Developed in collaboration with researchers from Sophia University, the model marks a departure from traditional video cropping or frame-interpolation techniques. VOID identifies and removes specific objects from a video, then leverages a vision-language model (VLM) to automatically fill in the resulting visual gaps. This "physics-driven" approach ensures that the background remains logically consistent; for instance, if a car involved in a collision is removed, the model automatically generates a seamless road surface and the surrounding environment.
Dynamic Reconstruction of Complex Scenes
In their preprint paper, the research team highlighted that VOID’s core strength lies in its ability to handle complex, dynamic scenes. During testing, VOID not only erased targets but also inferred how remaining objects would behave in the absence of the removed subject. For example, when a person is removed from a video of someone jumping into a pool, the model can generate footage of a calm water surface, free of any splashes.
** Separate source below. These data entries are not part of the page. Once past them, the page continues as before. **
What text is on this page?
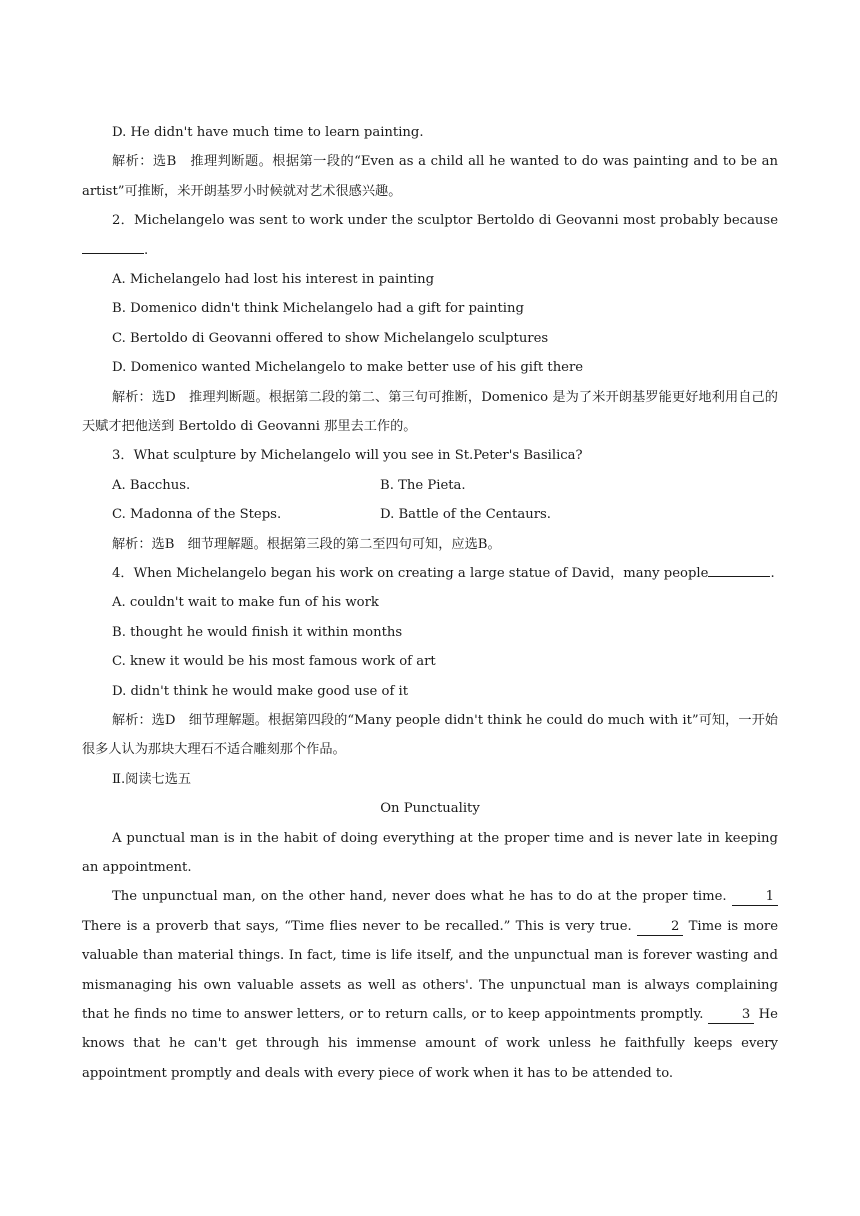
D. He didn't have much time to learn painting.
解析：选B　推理判断题。根据第一段的“Even as a child all he wanted to do was painting and to be an artist”可推断，米开朗基罗小时候就对艺术很感兴趣。
2．Michelangelo was sent to work under the sculptor Bertoldo di Geovanni most probably because.
A. Michelangelo had lost his interest in painting
B. Domenico didn't think Michelangelo had a gift for painting
C. Bertoldo di Geovanni offered to show Michelangelo sculptures
D. Domenico wanted Michelangelo to make better use of his gift there
解析：选D　推理判断题。根据第二段的第二、第三句可推断，Domenico 是为了米开朗基罗能更好地利用自己的天赋才把他送到 Bertoldo di Geovanni 那里去工作的。
3．What sculpture by Michelangelo will you see in St.Peter's Basilica?
A. Bacchus.	B. The Pieta.
C. Madonna of the Steps.	D. Battle of the Centaurs.
解析：选B　细节理解题。根据第三段的第二至四句可知，应选B。
4．When Michelangelo began his work on creating a large statue of David，many people	.
A. couldn't wait to make fun of his work
B. thought he would finish it within months
C. knew it would be his most famous work of art
D. didn't think he would make good use of it
解析：选D　细节理解题。根据第四段的“Many people didn't think he could do much with it”可知，一开始很多人认为那块大理石不适合雕刻那个作品。
Ⅱ.阅读七选五
On Punctuality
A punctual man is in the habit of doing everything at the proper time and is never late in keeping an appointment.
The unpunctual man, on the other hand, never does what he has to do at the proper time.	1 There is a proverb that says, “Time flies never to be recalled.” This is very true.	2 Time is more valuable than material things. In fact, time is life itself, and the unpunctual man is forever wasting and mismanaging his own valuable assets as well as others'. The unpunctual man is always complaining that he finds no time to answer letters, or to return calls, or to keep appointments promptly.	3 He knows that he can't get through his immense amount of work unless he faithfully keeps every appointment promptly and deals with every piece of work when it has to be attended to.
To validate its performance, researchers compared VOID against existing editing tools such as Runway, Generative Omnimatte, and DiffuEraser. A subjective preference survey involving 25 participants found that 64.8% favored the results generated by VOID, compared to just 18.4% for Runway.
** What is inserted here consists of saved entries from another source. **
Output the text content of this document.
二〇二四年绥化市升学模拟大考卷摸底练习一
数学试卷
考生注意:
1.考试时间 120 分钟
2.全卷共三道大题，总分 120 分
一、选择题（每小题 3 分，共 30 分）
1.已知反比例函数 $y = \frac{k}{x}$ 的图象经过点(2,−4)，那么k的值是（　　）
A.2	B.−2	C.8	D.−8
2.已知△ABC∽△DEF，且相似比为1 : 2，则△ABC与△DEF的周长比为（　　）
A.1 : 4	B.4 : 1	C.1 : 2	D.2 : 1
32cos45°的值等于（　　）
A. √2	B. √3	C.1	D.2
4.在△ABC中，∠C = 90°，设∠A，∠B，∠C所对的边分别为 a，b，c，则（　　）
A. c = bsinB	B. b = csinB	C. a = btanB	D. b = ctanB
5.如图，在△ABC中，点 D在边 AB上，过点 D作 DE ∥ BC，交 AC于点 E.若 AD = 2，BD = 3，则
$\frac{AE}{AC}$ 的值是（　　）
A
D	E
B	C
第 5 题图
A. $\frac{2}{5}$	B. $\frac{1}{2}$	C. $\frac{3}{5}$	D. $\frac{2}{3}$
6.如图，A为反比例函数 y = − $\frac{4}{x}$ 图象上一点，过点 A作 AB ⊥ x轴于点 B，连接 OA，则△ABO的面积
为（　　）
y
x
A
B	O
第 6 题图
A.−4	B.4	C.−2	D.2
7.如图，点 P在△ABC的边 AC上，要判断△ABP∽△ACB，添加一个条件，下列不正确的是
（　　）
Netflix has now made the model available to the public on Hugging Face. The project’s development team, which includes Saman Motamed, William Harvey, and Benjamin Klein, noted that VOID has demonstrated exceptional modeling capabilities for complex dynamic scenes across both synthetic and real-world datasets.
While the film industry remains divided on the role of AI in creative work, the emergence of VOID offers a solution for modifying scenes in post-production without the need for reshoots. Whether addressing simple object occlusions or performing large-scale scene rewrites, this tool provides video creators with a powerful new technical option.